Lesen Esel?
Normalerweise läuft man vorwärts. Auch beim Lesen orientiert man sich gemeinhin nach vorne. Aber reizvoll kann auch das Rückwärtslesen sein. So hatten wir am letzten Sonntag ein sehr originelles Datum: 02.02.2020. Ob von vorne gelesen oder von hinten, es blieb sich gleich – die Satzzeichen ausgeblendet. Palindrom nennt man dieses Phänomen, von griechisch palindromos (rückwärts laufend). Wir kennen es bei Daten und Telefonnummern, desgleichen in der Informatik mit ihren Zeichenreihen. In der Genetik kommen palindromische Sequenzen bei DNA-Ketten vor, und in der Musik gibt es sie ebenfalls. Besonders beliebt war das Rückwärtsspielen von Notenpassagen im Barock– etwa beim Krebs-Kanon in Bachs „Musikalischem Opfer“. Beliebte Spielwiese für die Freunde von Palindromen ist allerdings die Sprache. Lupenrein sind die Wortpalindrome, bei denen sich rückwärts gelesen dasselbe Wort ergibt. Dazu gehören die Namen Anna, Bob und
Otto, die Verben nennen und neppen, außerdem Rentner, Ebbe, Uhu, Marktkram, Egge, Reittier, Teebeet und – eine afrikanische Besonderheit – der Gnudung. Manche vielzitierten Palindrome wirken etwas bemüht, so auch der Reliefpfeiler – ein in der Kunstgeschichte eher ungewöhnlicher Begriff. Auch Regiegeiger findet man wohl in keinem Orchester, und Retsinakanister sind sicher nicht die Norm in Griechenland. Palindromologen
schätzen auch Wörter, die rückwärts gelesen ein anderes sinnvolles Wort ergeben wie bei Gras/Sarg, Leben/Nebel, Lager/Regal, Amok/Koma oder Eber/Rebe. In Amme und Adel verstecken sich weibliche Vornamen. Und auch Wörter wie Pils und Agnat, der männliche Blutsverwandte, entpuppen sich bei der Rolle rückwärts als typisch weiblich.
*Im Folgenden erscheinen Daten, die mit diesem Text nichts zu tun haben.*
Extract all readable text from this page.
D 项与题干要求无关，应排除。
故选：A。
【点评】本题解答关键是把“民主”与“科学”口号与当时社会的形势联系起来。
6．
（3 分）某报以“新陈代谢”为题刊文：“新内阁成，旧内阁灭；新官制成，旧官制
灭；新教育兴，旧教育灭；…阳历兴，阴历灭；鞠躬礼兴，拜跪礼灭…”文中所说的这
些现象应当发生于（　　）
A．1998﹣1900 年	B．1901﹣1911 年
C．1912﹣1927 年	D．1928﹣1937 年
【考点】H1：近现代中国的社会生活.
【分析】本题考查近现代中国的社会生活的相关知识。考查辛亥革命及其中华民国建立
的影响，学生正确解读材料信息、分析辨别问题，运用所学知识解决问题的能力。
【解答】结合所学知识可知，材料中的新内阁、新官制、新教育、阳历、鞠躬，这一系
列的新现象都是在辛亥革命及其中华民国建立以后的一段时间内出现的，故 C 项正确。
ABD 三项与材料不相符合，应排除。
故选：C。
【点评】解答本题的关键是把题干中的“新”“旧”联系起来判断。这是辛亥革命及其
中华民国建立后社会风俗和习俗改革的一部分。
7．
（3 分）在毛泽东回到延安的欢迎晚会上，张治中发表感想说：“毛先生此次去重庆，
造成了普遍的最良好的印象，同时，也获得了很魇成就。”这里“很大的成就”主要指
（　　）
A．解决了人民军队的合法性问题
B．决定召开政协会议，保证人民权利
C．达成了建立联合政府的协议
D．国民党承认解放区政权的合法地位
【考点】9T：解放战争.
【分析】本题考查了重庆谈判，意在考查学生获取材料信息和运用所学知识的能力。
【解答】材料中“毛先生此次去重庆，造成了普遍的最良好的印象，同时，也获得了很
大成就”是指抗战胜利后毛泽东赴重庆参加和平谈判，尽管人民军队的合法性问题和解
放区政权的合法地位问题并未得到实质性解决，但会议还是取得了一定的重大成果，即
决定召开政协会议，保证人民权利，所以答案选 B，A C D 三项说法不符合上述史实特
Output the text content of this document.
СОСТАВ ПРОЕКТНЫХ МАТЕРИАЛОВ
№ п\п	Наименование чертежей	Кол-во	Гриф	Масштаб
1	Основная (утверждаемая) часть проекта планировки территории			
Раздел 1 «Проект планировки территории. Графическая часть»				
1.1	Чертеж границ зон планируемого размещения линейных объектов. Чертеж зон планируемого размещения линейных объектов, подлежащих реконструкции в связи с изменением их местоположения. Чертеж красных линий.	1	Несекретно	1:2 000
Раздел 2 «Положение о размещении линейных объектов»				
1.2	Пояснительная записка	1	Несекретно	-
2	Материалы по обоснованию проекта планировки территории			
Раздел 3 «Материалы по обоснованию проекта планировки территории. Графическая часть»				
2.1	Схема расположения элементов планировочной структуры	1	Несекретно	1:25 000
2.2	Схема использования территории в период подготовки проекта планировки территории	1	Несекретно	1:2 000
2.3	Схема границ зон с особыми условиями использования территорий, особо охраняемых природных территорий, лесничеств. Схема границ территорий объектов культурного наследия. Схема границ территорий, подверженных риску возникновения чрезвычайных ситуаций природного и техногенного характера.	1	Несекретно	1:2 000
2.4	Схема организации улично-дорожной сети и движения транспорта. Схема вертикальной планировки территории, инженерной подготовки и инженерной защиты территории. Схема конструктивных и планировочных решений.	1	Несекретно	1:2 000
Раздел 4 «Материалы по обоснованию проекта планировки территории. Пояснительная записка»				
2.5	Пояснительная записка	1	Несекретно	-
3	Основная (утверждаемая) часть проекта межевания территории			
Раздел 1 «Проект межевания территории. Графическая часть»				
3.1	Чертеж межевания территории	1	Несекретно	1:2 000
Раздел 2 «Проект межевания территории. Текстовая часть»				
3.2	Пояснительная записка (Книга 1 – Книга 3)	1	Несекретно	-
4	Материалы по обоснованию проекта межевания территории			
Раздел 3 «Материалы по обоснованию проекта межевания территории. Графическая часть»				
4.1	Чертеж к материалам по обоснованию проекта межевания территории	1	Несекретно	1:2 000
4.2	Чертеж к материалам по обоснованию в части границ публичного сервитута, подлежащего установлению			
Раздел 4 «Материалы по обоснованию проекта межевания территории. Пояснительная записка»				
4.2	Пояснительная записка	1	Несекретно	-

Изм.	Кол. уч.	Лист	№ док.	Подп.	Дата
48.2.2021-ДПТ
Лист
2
Die Königsdisziplin der Palindromologie ist allerdings die Suche nach Sätzen, die sich auch von hinten lesen lassen. Da sind unermüdliche Tüftler unterwegs. Ein besonders kurzes Exemplar: Ave, Eva! Mit Namen wird viel gearbeitet. Es eilt, Liese oder Heide gedieh, außerdem Nie will Elli Wein oder Regine, webe weniger! Bei Anni fallen gleich mehrere Sätze an: Anni roch Corinna, dann Anni mag
Lehrer, Helga Minna und schließlich
Anni, meide die Minna! Anna hetzte Hanna klingt auch nicht gerade fein, desgleichen Elly biss Sibylle, und der Ratschlag Eine Hure ruhe nie! ist moralisch eher bedenklich.
Über die Plausibilität vieler Palindromsätze darf man eh nicht länger nachdenken. Wer ist der Herr namens Treiss im Satz Zeus massierte
Treiss am Suez? Oder ziehen wir Gewinn aus der Feststellung Erika feuert
nur untreue Fakire? Auch die Frage
Trug Tim eine so helle Hose nie mit Gurt? drängt sich uns nicht direkt auf. Und um der möglichen Nachfrage zu entgehen, warum ein berühmter Klassiker der Palindromsätze hier nicht erwähnt wurde, sei er explizit genannt: Ein Neger mit Gazelle zagt im Regen nie. Die Tatsache, dass diese eher sinnfreie Aussage wohl vom großen Philosophen Schopenhauer (1788-1860) stammt, möge bei zur politischen Korrektheit neigenden Lesern als Entschuldigung für den Gebrauch des verpönten N-Wortes dienen. So viel zu diesem Thema. Stattdessen noch etwas anderes: Eine parallele Datumskonstellation wie am Sonntag kommt erst am 03.03.3030 wieder. Und zuletzt gab es sie am 01.01.1010. Damals saß Heinrich II. auf dem deutschen Königsthron. Nachschlagen kann man so etwas im Internet. Da steht dann auf dem Portal Happyhappybirthday.net wortwörtlich: „Am 01.01.1010 geborene Menschen sind dieses Jahr (2020) 1010 Jahre alt geworden.“Glückwunsch! Der Verdacht liegt nahe, dass dieser Satz von Algorithmen fabriziert wurde. Dann schon lieber Palindromologen.